17 February 2017

Skandies: #1


Best Picture: Manchester By The Sea (270/25)




Best Director: Jim Jarmusch, Paterson (190/15)
Skandie history: #16, Dead Man (1996); #17, Ghost Dog: The Way of the Samurai (2000); #13, Only Lovers Left Alive (2013).

First Picture/Director split since 2013, when Inside Llewyn Davis and Scorsese were the winners. Lonergan ties Herzog (Grizzly Man) for the lowest finish (7th) by a director whose movie won.



Best Actress: Isabelle Huppert, Elle (317/23)
Skandie history: #15, La Cérémonie (1996); #8, The School of Flesh (1999); #2, The Piano Teacher (2002); #2s, 8 Women (2002); #17, Time of the Wolf (2004); #13s, I ♥ Huckabees (2004); #4, Gabrielle (2006); #19, Home (2009); #12, White Material (2010); #17, In Another Country (2012); #13s, Amour (2012); #8, Abuse of Weakness (2014); #8, Things to Come (2016).

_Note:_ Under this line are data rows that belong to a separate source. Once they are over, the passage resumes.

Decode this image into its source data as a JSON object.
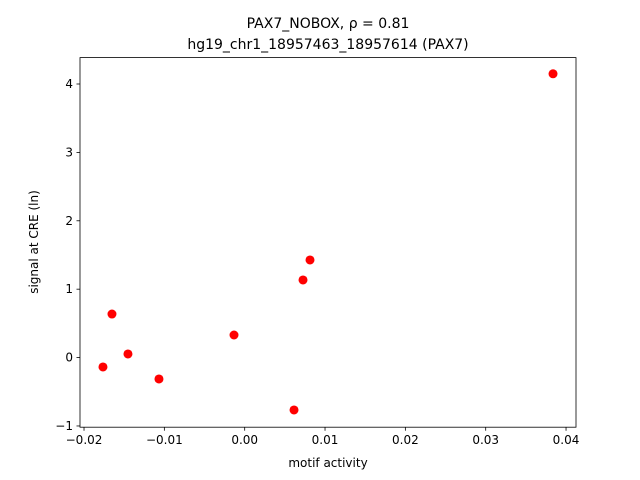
{
  "chart_data": {
    "type": "scatter",
    "title": "PAX7_NOBOX, ρ = 0.81",
    "subtitle": "hg19_chr1_18957463_18957614 (PAX7)",
    "x_label": "motif activity",
    "y_label": "signal at CRE (ln)",
    "color": "#ff0000",
    "x": [
      -0.01764,
      -0.01652,
      -0.01453,
      -0.01067,
      -0.00133,
      0.00614,
      0.00726,
      0.00813,
      0.03838
    ],
    "values": [
      -0.137,
      0.637,
      0.053,
      -0.313,
      0.33,
      -0.766,
      1.135,
      1.427,
      4.149
    ],
    "xlim": [
      -0.0205,
      0.04124
    ],
    "ylim": [
      -1.018,
      4.386
    ],
    "xticks": [
      {
        "value": -0.02,
        "label": "−0.02"
      },
      {
        "value": -0.01,
        "label": "−0.01"
      },
      {
        "value": 0,
        "label": "0.00"
      },
      {
        "value": 0.01,
        "label": "0.01"
      },
      {
        "value": 0.02,
        "label": "0.02"
      },
      {
        "value": 0.03,
        "label": "0.03"
      },
      {
        "value": 0.04,
        "label": "0.04"
      }
    ],
    "yticks": [
      {
        "value": -1,
        "label": "−1"
      },
      0,
      1,
      2,
      3,
      4
    ]
  }
}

With 14 total appearances in the top 20, Huppert ties Tilda Swinton in second place for the all-time record, with each now just one nod behind the late Philip Seymour Hoffman.

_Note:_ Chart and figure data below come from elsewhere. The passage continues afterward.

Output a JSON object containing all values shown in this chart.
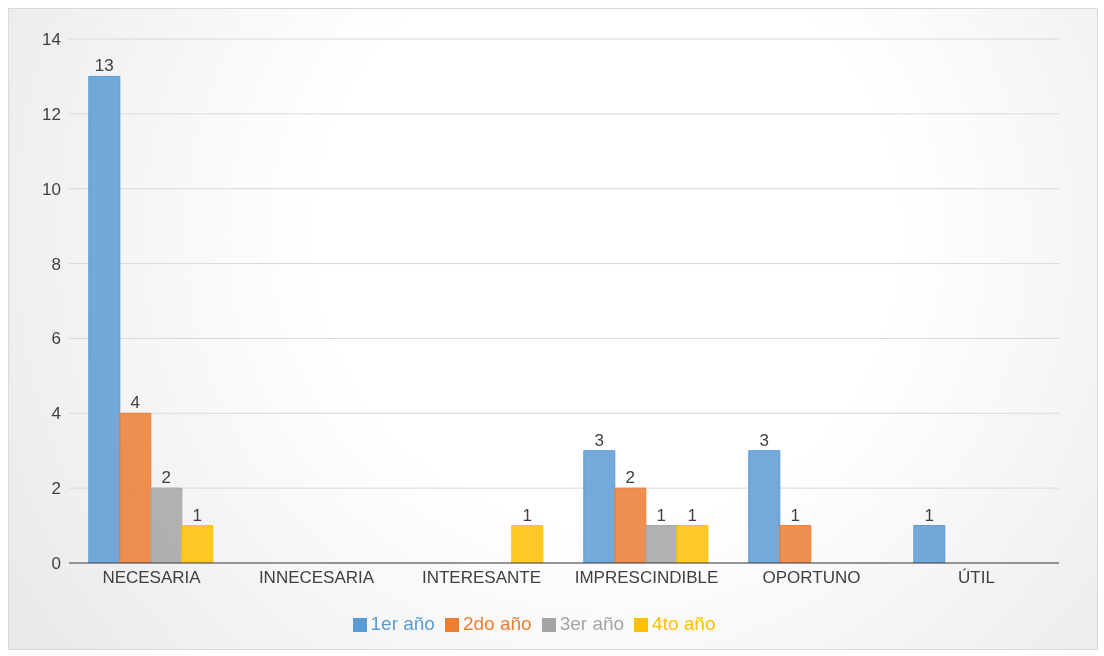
{
  "chart_data": {
    "type": "bar",
    "categories": [
      "NECESARIA",
      "INNECESARIA",
      "INTERESANTE",
      "IMPRESCINDIBLE",
      "OPORTUNO",
      "ÚTIL"
    ],
    "series": [
      {
        "name": "1er año",
        "color": "#5b9bd5",
        "values": [
          13,
          null,
          null,
          3,
          3,
          1
        ]
      },
      {
        "name": "2do año",
        "color": "#ed7d31",
        "values": [
          4,
          null,
          null,
          2,
          1,
          null
        ]
      },
      {
        "name": "3er año",
        "color": "#a5a5a5",
        "values": [
          2,
          null,
          null,
          1,
          null,
          null
        ]
      },
      {
        "name": "4to año",
        "color": "#ffc000",
        "values": [
          1,
          null,
          1,
          1,
          null,
          null
        ]
      }
    ],
    "ylim": [
      0,
      14
    ],
    "yticks": [
      0,
      2,
      4,
      6,
      8,
      10,
      12,
      14
    ],
    "grid": "y",
    "legend": "bottom",
    "data_labels": true
  }
}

Best Actor: Casey Affleck, Manchester By The Sea (377/23)
Skandie history: #2, The Assassination of Jesse James by the Coward Robert Ford (2007); #7, Gone Baby Gone (2007); #14, The Killer Inside Me (2010).



Best Supporting Actor: Tom Bennett, Love & Friendship (323/23)
Skandie history: None.



Best Supporting Actress: Lily Gladstone, Certain Women (423/27)
Skandie history: None.



Best Screenplay: Kenneth Lonergan, Manchester By The Sea (379/27)
Skandie history: #1, You Can Count on Me (2000); #2, Margaret (2011).

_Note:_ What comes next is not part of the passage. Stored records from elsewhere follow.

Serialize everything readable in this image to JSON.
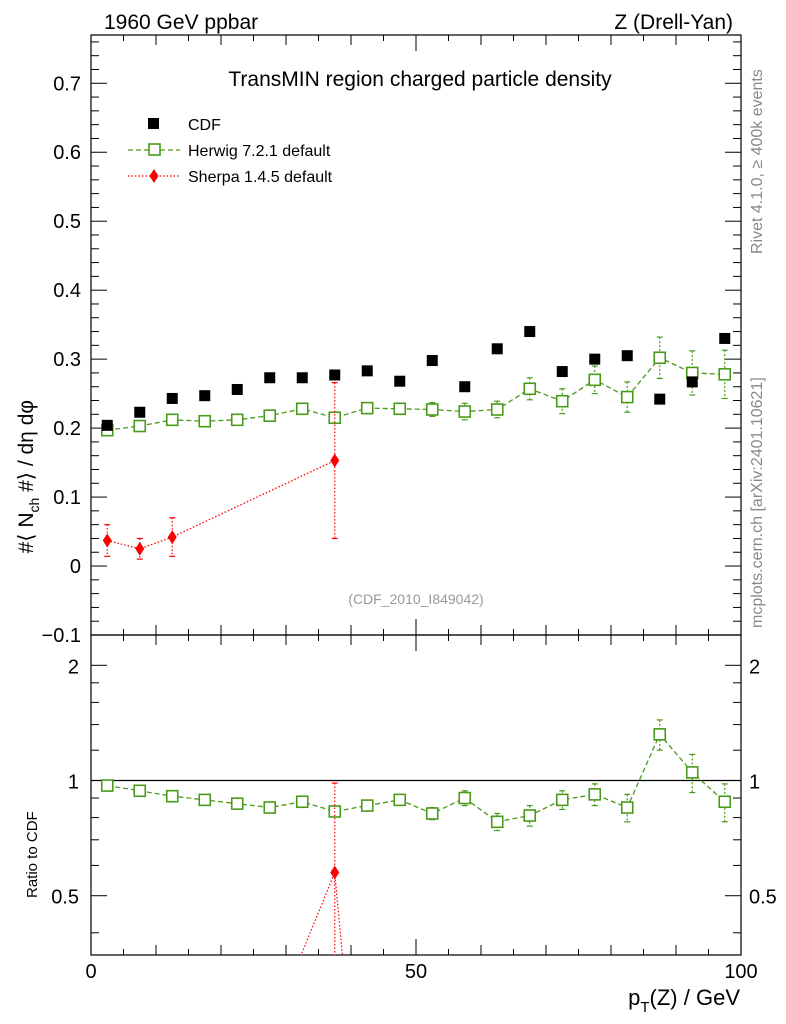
{
  "header": {
    "left": "1960 GeV ppbar",
    "right": "Z (Drell-Yan)"
  },
  "side_text": {
    "top": "Rivet 4.1.0, ≥ 400k events",
    "bottom": "mcplots.cern.ch [arXiv:2401.10621]"
  },
  "chart_data": [
    {
      "type": "scatter",
      "panel": "main",
      "title": "TransMIN region charged particle density",
      "watermark": "(CDF_2010_I849042)",
      "ylabel": "#⟨ N_ch #⟩ / dη dφ",
      "ylabel_parts": {
        "pre": "#⟨ N",
        "sub": "ch",
        "post": " #⟩ / dη dφ"
      },
      "xlim": [
        0,
        100
      ],
      "ylim": [
        -0.1,
        0.77
      ],
      "yticks": [
        -0.1,
        0,
        0.1,
        0.2,
        0.3,
        0.4,
        0.5,
        0.6,
        0.7
      ],
      "ytick_labels": [
        "−0.1",
        "0",
        "0.1",
        "0.2",
        "0.3",
        "0.4",
        "0.5",
        "0.6",
        "0.7"
      ],
      "legend_position": "top-left",
      "series": [
        {
          "name": "CDF",
          "style": "black-squares",
          "color": "#000000",
          "x": [
            2.5,
            7.5,
            12.5,
            17.5,
            22.5,
            27.5,
            32.5,
            37.5,
            42.5,
            47.5,
            52.5,
            57.5,
            62.5,
            67.5,
            72.5,
            77.5,
            82.5,
            87.5,
            92.5,
            97.5
          ],
          "y": [
            0.204,
            0.223,
            0.243,
            0.247,
            0.256,
            0.273,
            0.273,
            0.277,
            0.283,
            0.268,
            0.298,
            0.26,
            0.315,
            0.34,
            0.282,
            0.3,
            0.305,
            0.242,
            0.267,
            0.33
          ]
        },
        {
          "name": "Herwig 7.2.1 default",
          "style": "green-open-squares-dashed",
          "color": "#4a9a1a",
          "x": [
            2.5,
            7.5,
            12.5,
            17.5,
            22.5,
            27.5,
            32.5,
            37.5,
            42.5,
            47.5,
            52.5,
            57.5,
            62.5,
            67.5,
            72.5,
            77.5,
            82.5,
            87.5,
            92.5,
            97.5
          ],
          "y": [
            0.197,
            0.203,
            0.212,
            0.21,
            0.212,
            0.218,
            0.228,
            0.215,
            0.229,
            0.228,
            0.227,
            0.224,
            0.227,
            0.257,
            0.239,
            0.27,
            0.245,
            0.302,
            0.28,
            0.278
          ],
          "yerr": [
            0.004,
            0.004,
            0.005,
            0.005,
            0.005,
            0.005,
            0.006,
            0.007,
            0.007,
            0.008,
            0.01,
            0.012,
            0.012,
            0.016,
            0.018,
            0.02,
            0.022,
            0.03,
            0.032,
            0.035
          ]
        },
        {
          "name": "Sherpa 1.4.5 default",
          "style": "red-diamonds-dotted",
          "color": "#ff0000",
          "x": [
            2.5,
            7.5,
            12.5,
            37.5
          ],
          "y": [
            0.037,
            0.025,
            0.042,
            0.153
          ],
          "yerr": [
            0.023,
            0.015,
            0.028,
            0.113
          ]
        }
      ]
    },
    {
      "type": "scatter",
      "panel": "ratio",
      "ylabel": "Ratio to CDF",
      "xlabel": "p_T(Z) / GeV",
      "xlabel_parts": {
        "pre": "p",
        "sub": "T",
        "post": "(Z) / GeV"
      },
      "xlim": [
        0,
        100
      ],
      "ylim": [
        0.35,
        2.4
      ],
      "log_y": true,
      "yticks": [
        0.5,
        1,
        2
      ],
      "ytick_labels": [
        "0.5",
        "1",
        "2"
      ],
      "xticks": [
        0,
        50,
        100
      ],
      "xtick_labels": [
        "0",
        "50",
        "100"
      ],
      "reference_line": 1,
      "series": [
        {
          "name": "Herwig 7.2.1 default",
          "color": "#4a9a1a",
          "x": [
            2.5,
            7.5,
            12.5,
            17.5,
            22.5,
            27.5,
            32.5,
            37.5,
            42.5,
            47.5,
            52.5,
            57.5,
            62.5,
            67.5,
            72.5,
            77.5,
            82.5,
            87.5,
            92.5,
            97.5
          ],
          "y": [
            0.97,
            0.94,
            0.91,
            0.89,
            0.87,
            0.85,
            0.88,
            0.83,
            0.86,
            0.89,
            0.82,
            0.9,
            0.78,
            0.81,
            0.89,
            0.92,
            0.85,
            1.32,
            1.05,
            0.88
          ],
          "yerr": [
            0.015,
            0.015,
            0.015,
            0.015,
            0.015,
            0.017,
            0.02,
            0.02,
            0.02,
            0.025,
            0.03,
            0.04,
            0.04,
            0.05,
            0.05,
            0.06,
            0.07,
            0.12,
            0.12,
            0.1
          ]
        },
        {
          "name": "Sherpa 1.4.5 default",
          "color": "#ff0000",
          "x": [
            37.5
          ],
          "y": [
            0.575
          ],
          "yerr": [
            0.41
          ],
          "trend_from": [
            30,
            0.28
          ],
          "trend_to": [
            40,
            0.2
          ]
        }
      ]
    }
  ]
}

Again, the only reason Lonergan hasn't won for all three of the films he's written and directed is that Margaret happened to run into A Separation. It would've won handily had it been released any year from 2006–2010.




sk1 from Daniel Gemko on Vimeo.

Best Scene: An invitation to lunch, Manchester By The Sea (209/17).

(Sound's very slightly out of sync again.)

Complete results available here. Thanks to all voters, and especially to Mark Pittillo for programming the automated ballot and maintaining the website. The big post-mortem will be up in the next day or two.

2 comments:

thanksbud said...

What is with people voting for documentary subjects in acting categories in my opinion.

Anonymous said...

Because there's often an element of performance in documentary, even in found-footage films (like AMY and WHAT HAPPENED, MISS SIMONE from last year).

This year, I gave points to Anthony Weiner, Kate Lyn Shiel and Kirsten Johnson. The last is the iffiest, because she's only onscreen for a brief glimpse near the end, but her offscreen presence is the dominant thing shaping the film. The other two are manifestly performances by any reasonably objective definition though.